There are many Forex traders and thus there are many things that they feel are important to do to manage their money. We have found that the trend is the most important requirement to make money using technical analysis. The tools used to measure the trend are not perfect, yet very helpful...so a trader will need to be aware of the risk in trading and protect themselves against sudden turns in the market.
When a trader decides to enter a trade he must also decide when he is going to exit the trade. The trader needs to decide when to exit the trade if it is positive and if the trade turns negative. Making the decision at which price to set your stop loss before entering a trade is a way of protecting against large losses. If the stop loss is going to be far enough away from the entry price to make the trader feel uncomfortable then there are two things that can be done:
1. Trade with a smaller lot size.
2. Do not take the trade at all. It is best to be in control of your emotions and your investment capital before you enter a trade.

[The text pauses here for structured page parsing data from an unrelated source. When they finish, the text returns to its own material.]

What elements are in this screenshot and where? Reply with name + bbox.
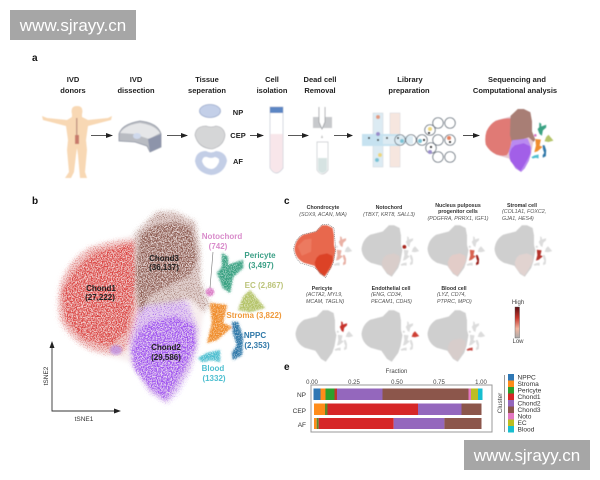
feature plot: nucleus pulposus progenitor cells: progenitor cells (438, 209, 478, 215)
feature plot: chondrocyte: (SOX9, ACAN, MIA) (299, 212, 347, 218)
panel letter e: e (284, 362, 290, 373)
feature plot: endothelial cell: (ENG, CD34, (371, 292, 402, 298)
icon: centrifuge tube (270, 107, 283, 173)
feature plot: blood cell: PTPRC, MPO) (437, 299, 472, 305)
watermark bottom: www.sjrayy.cn (473, 446, 580, 465)
panel letter b: b (32, 196, 38, 207)
cluster legend: Chond1 (518, 394, 541, 401)
feature plot: pericyte: MCAM, TAGLN) (306, 299, 344, 305)
feature plot: endothelial cell: Endothelial cell (372, 286, 411, 292)
stacked bar chart: Fraction (386, 369, 407, 375)
feature plot: stromal cell: Stromal cell (507, 203, 538, 209)
cluster labels: Blood (202, 364, 224, 373)
icon: human donor (42, 106, 112, 178)
cluster legend: Chond2 (518, 400, 541, 408)
feature plot: blood cell: (LYZ, CD74, (437, 292, 466, 298)
cluster labels: (27,222) (85, 293, 115, 302)
tissue labels: CEP (230, 131, 246, 140)
feature plot: chondrocyte (294, 205, 352, 278)
feature plot: blood cell: Blood cell (441, 286, 467, 292)
step headings: dissection (117, 86, 155, 95)
tSNE axes: tSNE1 (75, 416, 94, 423)
icon: microfluidic library preparation (362, 113, 455, 167)
stacked bar chart: AF (298, 422, 306, 429)
feature plot: pericyte (296, 286, 353, 362)
step headings: IVD (130, 75, 143, 84)
watermark bottom (464, 440, 590, 470)
cluster labels: (29,586) (151, 353, 181, 362)
cluster labels: (742) (209, 242, 228, 251)
cluster legend: Cluster (497, 392, 504, 413)
cluster labels: EC (2,867) (245, 281, 284, 290)
step headings: Dead cell (304, 75, 336, 84)
step headings: Library (397, 75, 424, 84)
step headings: IVD (67, 75, 80, 84)
color scale legend (512, 300, 524, 345)
feature plot: stromal cell (495, 203, 552, 277)
NP bar (314, 388, 482, 400)
AF bar (314, 418, 482, 429)
stacked bar chart (293, 369, 492, 432)
stacked bar chart: 0.50 (391, 380, 403, 386)
feature plot: stromal cell: GJA1, HES4) (502, 216, 534, 222)
icon: dead cell removal (313, 107, 332, 174)
cluster labels: Pericyte (244, 251, 276, 260)
feature plot: stromal cell: (COL1A1, FOXC2, (502, 209, 546, 215)
feature plot: endothelial cell (362, 286, 419, 362)
cluster legend: Stroma (518, 381, 539, 388)
panel e: cluster fractions (284, 362, 542, 434)
cluster legend (497, 374, 542, 434)
cluster legend: NPPC (518, 374, 536, 382)
feature plot: nucleus pulposus progenitor cells (428, 203, 489, 277)
feature plot: notochord: Notochord (376, 205, 402, 211)
chart: tSNE scatter (58, 212, 265, 403)
cluster labels: (1332) (202, 374, 226, 383)
cluster labels: (2,353) (244, 341, 270, 350)
tissue labels: NP (233, 108, 243, 117)
feature plot: pericyte: Pericyte (312, 286, 332, 292)
cluster labels: (3,497) (248, 261, 274, 270)
cluster legend: Noto (518, 414, 532, 420)
step headings: Sequencing and (488, 75, 546, 84)
panel letter c: c (284, 196, 290, 207)
cluster legend: Chond3 (518, 407, 541, 414)
watermark top: www.sjrayy.cn (19, 16, 126, 35)
step headings (60, 75, 557, 95)
step headings: Cell (265, 75, 279, 84)
stacked bar chart: 0.00 (306, 380, 318, 386)
icon: NP disc (200, 104, 220, 118)
cluster legend: Pericyte (518, 388, 542, 394)
icon: AF disc (195, 151, 227, 175)
stacked bar chart: 0.75 (433, 380, 445, 386)
feature plot: blood cell (428, 286, 485, 362)
panel b: tSNE cluster map (32, 196, 284, 423)
step headings: isolation (257, 86, 288, 95)
notochord leader line (210, 252, 213, 288)
tSNE axes: tSNE2 (43, 366, 50, 385)
step headings: Tissue (195, 75, 219, 84)
cluster labels: Chond1 (86, 284, 116, 293)
icon: IVD dissection (119, 121, 161, 152)
panel c: marker feature plots (284, 196, 552, 362)
feature plot: chondrocyte: Chondrocyte (307, 205, 339, 211)
feature plot: nucleus pulposus progenitor cells: (PDGFRA, PRRX1, IGF1) (428, 216, 489, 222)
feature plot: endothelial cell: PECAM1, CDH5) (371, 299, 412, 305)
cluster labels: Chond2 (151, 343, 181, 352)
panel a: workflow (32, 53, 557, 178)
stacked bar chart: NP (297, 392, 306, 399)
cluster labels (85, 232, 284, 383)
stacked bar chart: 0.25 (348, 380, 360, 386)
step headings: Computational analysis (473, 86, 557, 95)
color scale legend: High (512, 300, 524, 306)
feature plot: pericyte: (ACTA2, MYL9, (306, 292, 343, 298)
cluster legend: Blood (518, 426, 535, 434)
icon: CEP disc (195, 126, 225, 149)
feature plot: notochord: (TBXT, KRT8, SALL3) (363, 212, 415, 218)
cluster labels: NPPC (244, 331, 266, 340)
step headings: seperation (188, 86, 226, 95)
workflow arrows (91, 133, 480, 138)
color scale legend: Low (512, 339, 524, 345)
tissue labels (230, 108, 246, 166)
cluster legend: EC (518, 420, 527, 427)
feature plot: nucleus pulposus progenitor cells: Nucleus pulposus (435, 203, 481, 209)
panel letter a: a (32, 53, 38, 64)
stacked bar chart: CEP (293, 408, 306, 415)
watermark top (10, 10, 136, 40)
cluster labels: (36,137) (149, 263, 179, 272)
chart: overview tSNE (485, 109, 553, 172)
tissue labels: AF (233, 157, 243, 166)
feature plot: notochord (362, 205, 419, 277)
CEP bar (314, 404, 482, 415)
cluster labels: Stroma (3,822) (226, 311, 282, 320)
cluster labels: Chond3 (149, 254, 179, 263)
step headings: preparation (388, 86, 430, 95)
cluster labels: Notochord (202, 232, 242, 241)
tSNE axes (43, 341, 121, 423)
step headings: donors (60, 86, 86, 95)
stacked bar chart: 1.00 (475, 380, 487, 386)
step headings: Removal (304, 86, 336, 95)
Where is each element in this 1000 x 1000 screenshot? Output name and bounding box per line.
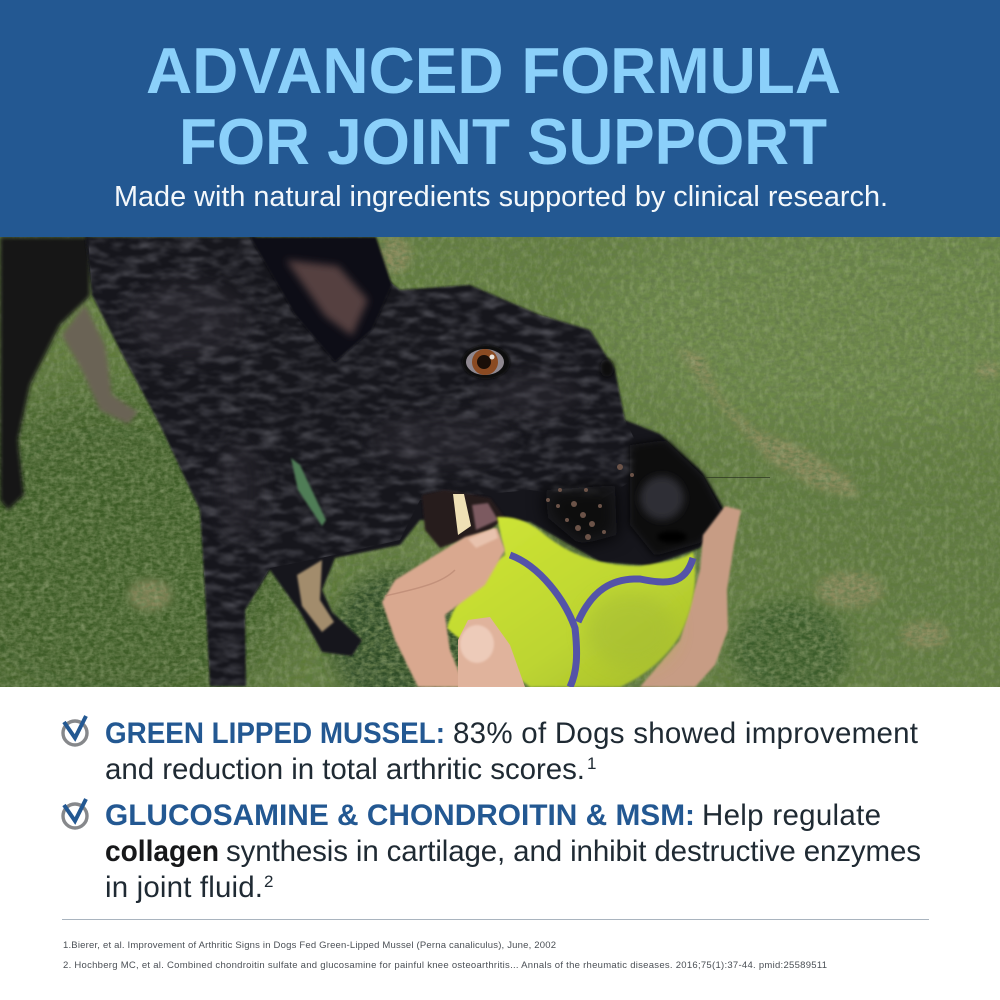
text: mussel claim: and reduction in total arthritic scores. — [105, 753, 585, 786]
nose and muzzle — [545, 440, 724, 556]
eye — [462, 345, 510, 379]
benefit: green lipped mussel — [63, 716, 918, 786]
footnotes: 1.Bierer, et al. Improvement of Arthritic Signs in Dogs Fed Green-Lipped Mussel (Perna canaliculus), June, 2002 — [63, 940, 556, 951]
text: glucosamine claim — [105, 799, 921, 904]
tennis ball — [447, 517, 695, 687]
dirt patches — [128, 237, 1000, 649]
tan paw marking — [297, 560, 334, 632]
header banner — [0, 0, 1000, 237]
text: mussel claim: 83% of Dogs showed improvement — [453, 717, 918, 750]
photo: dog with tennis ball — [0, 237, 1000, 687]
footnotes — [63, 940, 827, 971]
text: glucosamine claim: collagen — [105, 835, 219, 868]
title: ADVANCED FORMULA — [146, 34, 841, 107]
title — [146, 34, 841, 178]
text: mussel claim: 1 — [587, 754, 596, 773]
green collar — [291, 458, 326, 526]
subtitle: Made with natural ingredients supported by clinical research. — [114, 181, 888, 213]
grass background — [0, 237, 1000, 687]
icon: check 1 — [63, 716, 87, 745]
far eye — [600, 359, 614, 377]
title: FOR JOINT SUPPORT — [179, 105, 827, 178]
rear leg of second dog — [0, 237, 138, 510]
body fur highlight — [140, 286, 570, 526]
ball seam — [510, 555, 693, 687]
icon: check 2 — [63, 799, 87, 828]
text: mussel claim: GREEN LIPPED MUSSEL: — [105, 717, 445, 750]
text: glucosamine claim: synthesis in cartilage, and inhibit destructive enzymes — [226, 835, 921, 868]
text: glucosamine claim: Help regulate — [702, 799, 881, 832]
text: glucosamine claim: in joint fluid. — [105, 871, 263, 904]
ear — [250, 237, 392, 362]
footnotes: 2. Hochberg MC, et al. Combined chondroitin sulfate and glucosamine for painful knee osteoarthritis... Annals of the rheumatic diseases. 2016;75(1):37-44. pmid:25589511 — [63, 960, 827, 971]
right hand behind ball — [640, 506, 741, 687]
text: mussel claim — [105, 717, 918, 786]
left hand fingers — [382, 528, 525, 687]
benefit: glucosamine — [63, 799, 921, 904]
text: glucosamine claim: GLUCOSAMINE & CHONDROITIN & MSM: — [105, 799, 695, 832]
whisker line — [706, 477, 770, 478]
body fur texture — [88, 237, 650, 686]
dog body — [85, 237, 727, 686]
text: glucosamine claim: 2 — [264, 872, 273, 891]
mouth and teeth — [422, 490, 505, 548]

One of the greatest advantages when entering a trade is that an exit point can be established at a point that if reached the trader knows that something is wrong, either with his research or the market behavior.  This is one way that the risk or loss can be determined right in the beginning of the trade.  Because the risk can be determined, money management principles can be applied that will lower the chance of loss. By trading in the direction of the four hour trend you will also lower the risk in trading. Being patient and waiting for the market to give an entrance signal is another way of limiting risk and managing your account balance.
Follow the trend and see how much easier and less stressful your trading will become.